Why Anna Karenina applies to linear algebra?

If Leo Tolstoy were a mathematician, he might have written

All zero vectors are alike; each non-zero vector is a vector in its own way

What does this mean?

To start with, what is a vector? In Physics, this is just a number, paired with a direction. Think of velocity, acceleration, forces. In Geometry, it’s also a quantity with magnitude (a number) and a direction. In algebra, is an object that can be added to other similar objects and multiplied by real numbers (scaling it, changing the magnitude but keeping the same direction – or flipping it). There are some rules (known as axioms) to follow, to set the rules of the game, but that’s not important for this article.

There is a special vector. The null vector. It has a magnitude of 0. It has no possible direction, or it points in all directions at once. Regardless of the dimensions of the space you are working in (think for example 2D or 3D geometry, but this also applies in other dimensions), the 0 vector is the same.

This is why we have the Anna Karenina quote: all zero vectors are the same. But all non-zero vectors live in their dimension, have their own direction, their own size.

And, because of this, the 0 vector is important for the definitions for linear dependence and linear independence. Imagine picking \(n\) vectors in the space and adding them up. We can get to 0 (for example, in Physics, a car drives north, east, south, and then west, for similar distances), or not. We can potentially scale up or down these vectors before adding them up and land on 0 again. If we don’t land on 0, we can always add one more vector (that is the opposite of the current sum).

What is more important though, is to try to reach 0 with the minimum amount of vectors. In this case, regardless of the dimension we are in, we will find that there is a minimum number of vectors we can use. If we go below, no matter which vectors we start with, there is no way we can get to 0, no way to get back to where we started, except if we scale all these vectors by 0, effectively doing the trivial \(0 + 0 + \ldots + 0 = 0\). These vectors form what is known as a collection of independent vectors, because there is no way to sum all but 1 of them such that adding that one we get to 0.

If we start adding just one more vector, then that vector could be expressed as a sum of scaled versions of the previous ones. So, now we get to a collection of dependent vectors.

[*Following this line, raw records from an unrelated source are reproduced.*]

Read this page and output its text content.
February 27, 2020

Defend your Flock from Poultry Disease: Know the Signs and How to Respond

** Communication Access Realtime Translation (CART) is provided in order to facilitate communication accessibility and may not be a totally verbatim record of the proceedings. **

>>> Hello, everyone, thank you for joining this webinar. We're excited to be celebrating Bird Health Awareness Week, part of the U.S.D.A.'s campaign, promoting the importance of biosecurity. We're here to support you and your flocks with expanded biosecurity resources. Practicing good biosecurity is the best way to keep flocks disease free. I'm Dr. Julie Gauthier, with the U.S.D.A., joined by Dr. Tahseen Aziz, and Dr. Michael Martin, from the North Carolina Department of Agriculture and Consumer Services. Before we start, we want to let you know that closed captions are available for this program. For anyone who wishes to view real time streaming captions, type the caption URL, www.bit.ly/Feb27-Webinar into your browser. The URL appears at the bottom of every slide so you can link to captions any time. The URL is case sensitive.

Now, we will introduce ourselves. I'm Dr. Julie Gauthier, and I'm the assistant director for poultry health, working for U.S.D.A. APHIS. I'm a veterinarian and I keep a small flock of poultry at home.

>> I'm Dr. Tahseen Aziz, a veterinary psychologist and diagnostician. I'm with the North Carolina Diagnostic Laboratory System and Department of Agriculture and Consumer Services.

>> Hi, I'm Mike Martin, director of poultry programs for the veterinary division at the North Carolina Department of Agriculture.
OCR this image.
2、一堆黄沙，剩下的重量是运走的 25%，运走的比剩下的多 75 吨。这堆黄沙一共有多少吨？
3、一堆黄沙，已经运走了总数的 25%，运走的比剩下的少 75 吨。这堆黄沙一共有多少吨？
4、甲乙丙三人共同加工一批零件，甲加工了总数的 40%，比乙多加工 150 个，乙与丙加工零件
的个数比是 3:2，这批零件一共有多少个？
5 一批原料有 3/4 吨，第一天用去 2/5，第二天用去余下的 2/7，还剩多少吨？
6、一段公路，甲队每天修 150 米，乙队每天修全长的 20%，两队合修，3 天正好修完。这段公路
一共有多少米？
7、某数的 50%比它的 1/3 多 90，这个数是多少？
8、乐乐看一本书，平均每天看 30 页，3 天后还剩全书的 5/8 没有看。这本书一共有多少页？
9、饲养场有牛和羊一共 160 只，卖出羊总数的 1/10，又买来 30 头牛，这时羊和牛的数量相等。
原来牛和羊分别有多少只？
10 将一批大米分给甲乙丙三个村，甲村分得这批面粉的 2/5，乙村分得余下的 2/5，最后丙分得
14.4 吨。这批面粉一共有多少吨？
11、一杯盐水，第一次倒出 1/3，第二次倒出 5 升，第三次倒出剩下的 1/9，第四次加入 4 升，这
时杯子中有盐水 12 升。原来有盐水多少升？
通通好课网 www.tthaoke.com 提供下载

What is interesting is that if we start with a vector in our space, and then keep selecting other random vectors, scaling them up and trying to sum them up to 0, we will always find that always after selecting \(n\) vectors, picking the \(n+1\) one will make the collection dependent, whereas the previous collections are independent. The \(n\) is the dimension of the space, and all the previous steps in the process define subspaces of our space.

Consider for example the case of a 2D space, where we first pick the red vector from the image below:

The only way to get this red vector to 0 is to scale it by 0. So, let’s add another vector, the green one. Again, the only way to get these 2 vectors to sum to 0 is to multiply both by 0 and add the 0s.

But, if we then pick the black vector, we find out that adding two copies of the red vector and two copies of the green one is exactly the black one:

So, subtracting two red vectors and two green ones from the black one would get us to 0. Or, in math terms,

\[ -2\mathbf{r} -2\mathbf{g} + \mathbf{b} = 0\]

Thus, these 3 vectors are dependent, and the dimension of the 2D space is 2 (which looks like a circular definition right now, sorry).

Linear algebra is useful in so many areas, so maybe I’ll write more of these articles.